UK rolls out Oxford-AstraZeneca vaccine

Jan. 4, 2021

The U.K. began administering COVID-19 vaccines developed by Oxford University and AstraZeneca today, making it the first nation in the world to start using the shot.

The Medicines and Healthcare products Regulatory Agency (MHRA) authorized emergency use of the Oxford-AstraZeneca vaccine last week, despite lingering skepticism about the drugmaker's dosing claims. According to the AstraZeneca, data published last month showed that when patients were given two full doses of the shot, its efficacy was about 62 percent. However, when patients received a half dose followed by a full dose, the efficacy shot up to 90 percent. Experts have speculated that the efficacy discrepancy could be related to a potency miscalculation by Oxford researchers. AstraZeneca is expected to release more data to support the higher efficacy claims. 
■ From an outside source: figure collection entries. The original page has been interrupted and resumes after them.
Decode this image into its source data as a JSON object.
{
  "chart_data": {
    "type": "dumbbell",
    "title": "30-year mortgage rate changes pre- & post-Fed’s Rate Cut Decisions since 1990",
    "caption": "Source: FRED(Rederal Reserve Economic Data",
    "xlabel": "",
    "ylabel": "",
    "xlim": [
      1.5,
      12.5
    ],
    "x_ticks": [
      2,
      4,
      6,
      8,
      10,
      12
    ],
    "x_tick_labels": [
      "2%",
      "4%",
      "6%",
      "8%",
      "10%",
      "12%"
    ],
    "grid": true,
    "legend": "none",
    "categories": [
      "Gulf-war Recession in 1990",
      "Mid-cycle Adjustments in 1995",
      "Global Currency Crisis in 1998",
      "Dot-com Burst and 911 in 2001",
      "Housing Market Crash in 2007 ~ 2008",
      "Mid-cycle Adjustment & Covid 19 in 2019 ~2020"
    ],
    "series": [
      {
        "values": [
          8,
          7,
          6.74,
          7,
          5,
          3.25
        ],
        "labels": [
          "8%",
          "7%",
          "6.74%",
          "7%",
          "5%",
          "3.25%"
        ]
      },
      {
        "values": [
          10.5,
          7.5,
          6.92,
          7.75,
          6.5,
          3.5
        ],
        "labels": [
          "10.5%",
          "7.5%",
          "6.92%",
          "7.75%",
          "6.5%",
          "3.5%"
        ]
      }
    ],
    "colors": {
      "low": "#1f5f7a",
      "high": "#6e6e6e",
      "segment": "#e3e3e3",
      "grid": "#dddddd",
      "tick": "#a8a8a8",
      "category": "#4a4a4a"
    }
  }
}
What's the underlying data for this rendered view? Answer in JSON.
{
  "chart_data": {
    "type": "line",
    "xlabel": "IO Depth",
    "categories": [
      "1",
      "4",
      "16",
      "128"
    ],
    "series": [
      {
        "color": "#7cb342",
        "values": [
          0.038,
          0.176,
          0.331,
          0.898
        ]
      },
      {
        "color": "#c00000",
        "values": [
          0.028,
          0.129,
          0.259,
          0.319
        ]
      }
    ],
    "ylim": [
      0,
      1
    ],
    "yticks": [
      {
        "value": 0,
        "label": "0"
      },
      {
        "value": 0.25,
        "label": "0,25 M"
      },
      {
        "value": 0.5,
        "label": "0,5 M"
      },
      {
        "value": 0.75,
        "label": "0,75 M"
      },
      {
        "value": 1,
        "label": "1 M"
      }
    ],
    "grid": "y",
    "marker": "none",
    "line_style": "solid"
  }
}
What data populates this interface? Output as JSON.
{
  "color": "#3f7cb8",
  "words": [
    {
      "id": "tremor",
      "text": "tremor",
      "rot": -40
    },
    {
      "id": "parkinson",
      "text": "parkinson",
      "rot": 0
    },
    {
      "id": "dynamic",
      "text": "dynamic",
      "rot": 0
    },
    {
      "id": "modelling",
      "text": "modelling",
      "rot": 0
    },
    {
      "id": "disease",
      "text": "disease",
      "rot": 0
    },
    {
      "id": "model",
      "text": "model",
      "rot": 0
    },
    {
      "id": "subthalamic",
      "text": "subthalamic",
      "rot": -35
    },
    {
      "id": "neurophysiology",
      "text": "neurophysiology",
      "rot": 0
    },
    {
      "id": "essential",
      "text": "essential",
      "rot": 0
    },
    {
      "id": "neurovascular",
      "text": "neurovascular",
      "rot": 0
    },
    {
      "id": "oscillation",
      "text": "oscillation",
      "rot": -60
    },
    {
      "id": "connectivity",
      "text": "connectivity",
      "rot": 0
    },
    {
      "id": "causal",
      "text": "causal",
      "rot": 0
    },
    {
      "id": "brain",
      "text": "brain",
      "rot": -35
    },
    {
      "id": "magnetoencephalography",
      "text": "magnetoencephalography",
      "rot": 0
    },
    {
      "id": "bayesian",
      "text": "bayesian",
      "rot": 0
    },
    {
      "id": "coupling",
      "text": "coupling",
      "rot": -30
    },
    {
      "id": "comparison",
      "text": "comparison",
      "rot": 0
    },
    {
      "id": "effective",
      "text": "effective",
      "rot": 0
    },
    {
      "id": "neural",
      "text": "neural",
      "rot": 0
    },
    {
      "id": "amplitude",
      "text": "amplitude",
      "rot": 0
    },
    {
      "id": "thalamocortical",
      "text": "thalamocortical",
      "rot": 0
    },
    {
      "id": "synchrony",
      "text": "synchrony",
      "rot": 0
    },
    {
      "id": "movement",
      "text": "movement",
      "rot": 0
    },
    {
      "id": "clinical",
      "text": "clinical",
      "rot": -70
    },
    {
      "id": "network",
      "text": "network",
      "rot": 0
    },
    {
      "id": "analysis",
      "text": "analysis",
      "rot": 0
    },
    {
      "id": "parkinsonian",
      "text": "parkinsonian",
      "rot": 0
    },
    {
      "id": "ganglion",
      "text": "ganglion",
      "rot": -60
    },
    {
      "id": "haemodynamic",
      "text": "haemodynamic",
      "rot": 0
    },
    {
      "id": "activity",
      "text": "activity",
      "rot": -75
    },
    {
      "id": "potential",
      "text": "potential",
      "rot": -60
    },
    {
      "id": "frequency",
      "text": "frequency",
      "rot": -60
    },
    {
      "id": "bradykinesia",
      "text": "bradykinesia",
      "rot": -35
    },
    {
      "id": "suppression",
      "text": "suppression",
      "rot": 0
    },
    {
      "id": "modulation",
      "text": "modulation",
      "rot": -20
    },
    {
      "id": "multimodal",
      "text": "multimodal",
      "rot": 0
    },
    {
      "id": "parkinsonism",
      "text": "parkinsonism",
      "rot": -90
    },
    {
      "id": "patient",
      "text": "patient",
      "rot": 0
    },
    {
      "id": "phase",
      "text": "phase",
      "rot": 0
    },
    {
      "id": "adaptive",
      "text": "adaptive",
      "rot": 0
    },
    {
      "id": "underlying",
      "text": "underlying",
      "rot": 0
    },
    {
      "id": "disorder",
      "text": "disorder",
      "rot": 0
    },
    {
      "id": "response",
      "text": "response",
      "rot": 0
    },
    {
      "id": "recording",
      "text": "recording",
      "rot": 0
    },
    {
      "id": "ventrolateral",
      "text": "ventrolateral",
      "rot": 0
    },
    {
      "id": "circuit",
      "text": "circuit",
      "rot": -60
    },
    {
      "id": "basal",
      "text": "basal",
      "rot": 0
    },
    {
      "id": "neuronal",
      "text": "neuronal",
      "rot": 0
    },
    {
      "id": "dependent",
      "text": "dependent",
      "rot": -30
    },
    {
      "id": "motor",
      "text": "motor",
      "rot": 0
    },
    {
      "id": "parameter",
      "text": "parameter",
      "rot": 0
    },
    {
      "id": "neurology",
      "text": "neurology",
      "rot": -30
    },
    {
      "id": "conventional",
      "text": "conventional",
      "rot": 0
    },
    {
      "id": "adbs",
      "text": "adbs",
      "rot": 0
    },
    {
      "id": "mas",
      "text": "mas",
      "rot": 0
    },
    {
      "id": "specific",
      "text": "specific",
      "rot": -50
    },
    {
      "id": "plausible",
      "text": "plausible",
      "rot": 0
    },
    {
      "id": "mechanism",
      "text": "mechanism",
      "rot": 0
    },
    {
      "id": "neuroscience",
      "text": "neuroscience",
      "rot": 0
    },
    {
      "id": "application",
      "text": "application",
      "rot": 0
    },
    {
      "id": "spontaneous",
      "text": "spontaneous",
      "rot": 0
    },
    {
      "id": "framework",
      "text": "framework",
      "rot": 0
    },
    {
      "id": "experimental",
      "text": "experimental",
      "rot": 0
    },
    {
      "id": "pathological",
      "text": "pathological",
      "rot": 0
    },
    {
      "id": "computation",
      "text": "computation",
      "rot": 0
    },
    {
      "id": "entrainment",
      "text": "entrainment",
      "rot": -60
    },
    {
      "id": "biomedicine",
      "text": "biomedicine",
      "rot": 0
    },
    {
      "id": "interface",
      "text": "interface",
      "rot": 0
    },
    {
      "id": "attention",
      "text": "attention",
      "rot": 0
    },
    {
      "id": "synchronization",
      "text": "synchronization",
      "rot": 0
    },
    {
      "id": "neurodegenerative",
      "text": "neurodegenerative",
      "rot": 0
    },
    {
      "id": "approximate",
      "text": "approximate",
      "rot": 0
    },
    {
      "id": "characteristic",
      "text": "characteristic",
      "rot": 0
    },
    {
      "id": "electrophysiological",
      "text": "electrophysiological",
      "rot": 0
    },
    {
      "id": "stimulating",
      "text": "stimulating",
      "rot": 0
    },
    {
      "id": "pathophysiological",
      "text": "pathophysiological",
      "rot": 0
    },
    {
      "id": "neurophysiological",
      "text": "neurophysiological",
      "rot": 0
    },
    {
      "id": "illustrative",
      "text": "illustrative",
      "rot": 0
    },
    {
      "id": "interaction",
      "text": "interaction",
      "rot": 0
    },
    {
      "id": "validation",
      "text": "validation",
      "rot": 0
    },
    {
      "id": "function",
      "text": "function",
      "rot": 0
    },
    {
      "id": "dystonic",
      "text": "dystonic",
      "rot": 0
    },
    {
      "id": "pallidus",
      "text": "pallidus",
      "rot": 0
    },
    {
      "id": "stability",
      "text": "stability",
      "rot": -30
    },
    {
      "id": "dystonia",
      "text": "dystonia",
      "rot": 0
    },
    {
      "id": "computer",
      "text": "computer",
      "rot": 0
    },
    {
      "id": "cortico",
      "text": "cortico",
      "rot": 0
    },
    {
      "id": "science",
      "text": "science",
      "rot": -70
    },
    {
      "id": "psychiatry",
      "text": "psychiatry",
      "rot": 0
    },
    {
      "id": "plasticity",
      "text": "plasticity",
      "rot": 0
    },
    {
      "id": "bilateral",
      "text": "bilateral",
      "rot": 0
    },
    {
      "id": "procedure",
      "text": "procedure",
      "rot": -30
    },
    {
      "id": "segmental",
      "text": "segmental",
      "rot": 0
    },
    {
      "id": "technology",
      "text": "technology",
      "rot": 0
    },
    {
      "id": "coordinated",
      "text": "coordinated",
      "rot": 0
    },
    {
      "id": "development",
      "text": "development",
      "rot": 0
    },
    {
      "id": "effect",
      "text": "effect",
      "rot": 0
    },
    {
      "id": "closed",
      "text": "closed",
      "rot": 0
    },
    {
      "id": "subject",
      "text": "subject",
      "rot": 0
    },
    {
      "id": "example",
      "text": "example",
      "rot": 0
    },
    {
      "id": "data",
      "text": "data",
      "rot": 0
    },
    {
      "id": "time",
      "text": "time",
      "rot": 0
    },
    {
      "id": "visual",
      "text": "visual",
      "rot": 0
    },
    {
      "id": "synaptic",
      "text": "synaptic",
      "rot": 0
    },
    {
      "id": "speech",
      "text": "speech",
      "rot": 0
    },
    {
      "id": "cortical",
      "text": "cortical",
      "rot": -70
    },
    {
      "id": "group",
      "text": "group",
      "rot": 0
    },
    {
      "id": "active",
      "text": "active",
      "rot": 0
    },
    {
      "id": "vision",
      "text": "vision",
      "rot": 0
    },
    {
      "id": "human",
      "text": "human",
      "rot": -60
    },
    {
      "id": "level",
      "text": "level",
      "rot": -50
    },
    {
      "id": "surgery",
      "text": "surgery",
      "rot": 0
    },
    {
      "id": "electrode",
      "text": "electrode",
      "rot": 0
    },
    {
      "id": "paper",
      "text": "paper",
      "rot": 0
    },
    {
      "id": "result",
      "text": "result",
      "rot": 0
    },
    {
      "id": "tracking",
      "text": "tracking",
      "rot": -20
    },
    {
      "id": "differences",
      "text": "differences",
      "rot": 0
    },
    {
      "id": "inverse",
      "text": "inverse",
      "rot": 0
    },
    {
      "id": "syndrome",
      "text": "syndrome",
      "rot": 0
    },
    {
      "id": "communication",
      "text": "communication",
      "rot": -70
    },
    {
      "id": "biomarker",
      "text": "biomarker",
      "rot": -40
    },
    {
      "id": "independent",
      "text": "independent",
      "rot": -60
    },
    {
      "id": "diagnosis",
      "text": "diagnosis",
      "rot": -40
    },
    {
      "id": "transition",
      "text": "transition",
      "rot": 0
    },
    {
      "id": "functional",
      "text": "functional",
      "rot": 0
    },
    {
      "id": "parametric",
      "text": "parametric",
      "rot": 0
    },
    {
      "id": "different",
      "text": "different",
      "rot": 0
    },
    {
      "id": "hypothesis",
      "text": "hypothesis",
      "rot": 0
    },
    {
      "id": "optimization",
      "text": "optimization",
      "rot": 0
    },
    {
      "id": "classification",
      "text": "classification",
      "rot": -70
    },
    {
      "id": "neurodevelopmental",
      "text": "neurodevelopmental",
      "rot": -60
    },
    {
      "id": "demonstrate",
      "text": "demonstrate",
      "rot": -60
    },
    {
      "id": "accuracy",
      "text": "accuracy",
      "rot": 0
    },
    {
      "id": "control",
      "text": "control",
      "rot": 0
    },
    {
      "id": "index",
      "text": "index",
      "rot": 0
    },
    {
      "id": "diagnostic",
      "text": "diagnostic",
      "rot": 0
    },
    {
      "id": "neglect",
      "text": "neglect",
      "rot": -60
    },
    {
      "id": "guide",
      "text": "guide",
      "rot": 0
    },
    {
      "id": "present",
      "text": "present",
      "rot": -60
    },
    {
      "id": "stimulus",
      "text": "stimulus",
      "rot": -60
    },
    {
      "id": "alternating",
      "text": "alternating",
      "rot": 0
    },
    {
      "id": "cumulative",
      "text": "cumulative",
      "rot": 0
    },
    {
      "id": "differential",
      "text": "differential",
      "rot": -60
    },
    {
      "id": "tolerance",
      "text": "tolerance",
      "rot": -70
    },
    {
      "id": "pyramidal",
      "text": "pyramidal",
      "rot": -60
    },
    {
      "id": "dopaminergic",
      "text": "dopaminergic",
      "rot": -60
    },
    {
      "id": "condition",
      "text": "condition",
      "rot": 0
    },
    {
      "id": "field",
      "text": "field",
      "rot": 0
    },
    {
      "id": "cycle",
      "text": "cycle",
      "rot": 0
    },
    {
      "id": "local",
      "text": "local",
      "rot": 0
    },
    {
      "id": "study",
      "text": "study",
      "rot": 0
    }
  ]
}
The new vaccine will be administered at a small number of hospitals for the first few days so authorities can watch out for any adverse reactions, according to AP news. The NHS is then planning to open hundreds of new vaccination sites later this week.

The rollout of the new vaccine comes as the UK is battling a surge in infections attributed to new virus variant that health authorities have said is much more contagious.

The Oxford-AstraZeneca vaccine is the second vaccine made available in the UK.  In early December, the U.K. became the first Western country to start inoculating its population with the vaccine developed by New York-based Pfizer and its German partner BioNTech.